Sharesoc’s warning follows last month’s rejection of the Group Litigation Order (GLO) application by law firms Leigh Day and Harcus Parker on behalf of stranded investors.

The GLO would have involved selecting representative test cases for a group of legal claims raising similar issues, but the judge, justice Trower, instead opted to proceed with bespoke case management by the court, as requested by the target of the legal action, and former authorised corporate director of Weif, Link Fund Solutions.

In the process, Trower also denied the request to mandate Link to inform any potential claimants of their opportunity to claim, arguing that it was “not part of the GLO regime for the process to be used to encourage potential claimants to litigate”.

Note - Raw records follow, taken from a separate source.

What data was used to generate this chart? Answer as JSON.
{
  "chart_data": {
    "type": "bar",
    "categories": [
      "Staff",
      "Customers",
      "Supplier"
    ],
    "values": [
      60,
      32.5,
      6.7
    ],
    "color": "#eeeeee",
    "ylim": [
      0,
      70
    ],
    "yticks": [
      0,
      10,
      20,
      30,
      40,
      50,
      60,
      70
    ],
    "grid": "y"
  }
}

Trower added: “The likelihood is that those investors who wish to sue have already instructed solicitors, and if they have not done so, the reason is likely to be that they do not wish to participate.”

So far, 90% of the 300,000 investors eligible to claim compensation have not yet done so, according to data from Sharesoc, and the organisation argued that the judge was conflating publicity about the Woodford scandal, and publicity about routes to redress, including the costs, risks, chances of winning and alternative options.

The collapsed fund has received wide media coverage, and Sharesoc added that recent developments, including the proposed sale of Link Fund Solutions to Irish asset manager Waystone Group, and the apparent reduction of the £50m FCA mandated fine and £306m redress charge, to £257m, had complicated matters for potential claimants.

Sharesoc said time is running out for investors to make a claim and urged them to do so sooner rather than later: “ We suggest that, at a minimum, they should register their interest with the relevant firm or make an enquiry about the options available.

“This initial step does not create a legal contract if you do not formally instruct the firm and agree to their terms and conditions. It may, however, mean that you get updates about potential time constraints relating to that firm’s claim.”